Oil Prices Rise as Major Producers Expected to Maintain Output Cuts

Oil prices increased in Asian trading on Wednesday, driven by expectations that major producers will keep their output cuts in place during a meeting this Sunday. Additionally, fuel consumption is anticipated to rise with the onset of the peak summer demand season.

Brent crude futures for July delivery rose by 15 cents, or 0.2%, to $84.37 a barrel by 0304 GMT. U.S. West Texas Intermediate futures for July climbed 25 cents, or 0.3%, to $80.08. Both benchmarks had gained more than 1% the previous day.

OPEC+ Output Cuts

Traders and analysts predict that the Organization of the Petroleum Exporting Countries and its allies, including Russia (known as OPEC+), will continue with voluntary production cuts totaling about 2.2 million barrels per day.

“The anticipation of OPEC+ members extending their output cuts has injected optimism into the markets. This move is seen as a concerted effort to stabilize prices and rebalance the global oil market,” said Sugandha Sachdeva, founder of Delhi-based research firm SS WealthStreet.

Seasonal Demand Increase

“The onset of the summer driving season in the U.S. spurs a seasonal uptick in consumption and typically aids a positive momentum in crude oil prices,” Sachdeva added.

The Memorial Day holiday on Monday marks the start of the peak demand season in the U.S., the world’s largest oil consumer. Keeping the production cuts in place should support prices as consumption rises.

Daniel Hynes, senior commodity strategist at ANZ Bank, noted in a report, “Initial data suggest a relatively high number of U.S. holiday trips have been taken over the Memorial Day holiday, the traditional start of the driving season.

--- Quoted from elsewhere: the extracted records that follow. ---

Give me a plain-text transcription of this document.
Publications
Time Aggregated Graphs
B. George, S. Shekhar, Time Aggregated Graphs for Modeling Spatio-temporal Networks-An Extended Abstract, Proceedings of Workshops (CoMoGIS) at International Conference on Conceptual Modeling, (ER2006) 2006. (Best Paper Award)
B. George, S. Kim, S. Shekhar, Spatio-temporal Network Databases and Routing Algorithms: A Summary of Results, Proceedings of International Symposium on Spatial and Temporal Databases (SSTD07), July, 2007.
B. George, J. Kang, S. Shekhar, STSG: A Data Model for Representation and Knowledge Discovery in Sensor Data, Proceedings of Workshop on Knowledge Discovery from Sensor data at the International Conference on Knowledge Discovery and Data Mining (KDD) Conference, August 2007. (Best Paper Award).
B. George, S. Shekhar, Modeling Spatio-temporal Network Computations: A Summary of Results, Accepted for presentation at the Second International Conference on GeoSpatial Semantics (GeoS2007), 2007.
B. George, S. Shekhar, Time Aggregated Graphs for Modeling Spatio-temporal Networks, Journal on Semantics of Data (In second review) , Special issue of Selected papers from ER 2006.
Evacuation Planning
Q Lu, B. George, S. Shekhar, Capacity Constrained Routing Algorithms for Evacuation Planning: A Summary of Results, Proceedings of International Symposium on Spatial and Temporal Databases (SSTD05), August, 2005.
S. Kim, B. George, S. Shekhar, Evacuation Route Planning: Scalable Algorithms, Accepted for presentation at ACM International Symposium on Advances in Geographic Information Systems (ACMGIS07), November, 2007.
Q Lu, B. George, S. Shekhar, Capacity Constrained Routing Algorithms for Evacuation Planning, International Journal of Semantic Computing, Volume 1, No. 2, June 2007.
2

Air travel has also been strong.”

Geopolitical Tensions

Increased fighting in the Gaza Strip, as Israeli tanks advanced into the heart of the Rafah section, also provided some support for prices amid concerns of the conflict widening in the Middle East, a key supply region.

U.S. Crude Inventory Data

Investors are also monitoring U.S. crude inventory data from the American Petroleum Institute, set to be released later in the day. The data release was delayed by a day due to the Memorial Day holiday on Monday.

A preliminary Reuters poll on Tuesday indicated that U.S. crude oil stockpiles were expected to have fallen by about 1.9 million barrels last week.

Inflation and Federal Reserve Decisions

Investors are also awaiting U.S. inflation data this week, which could influence expectations for Federal Reserve interest rate decisions and impact oil prices. The U.S. core Personal Consumption Expenditures Price Index report for April is due on Friday and is expected to remain steady on a monthly basis.

Expectations for the timing of rate cuts have fluctuated, with policymakers remaining cautious as data continues to show persistent inflation.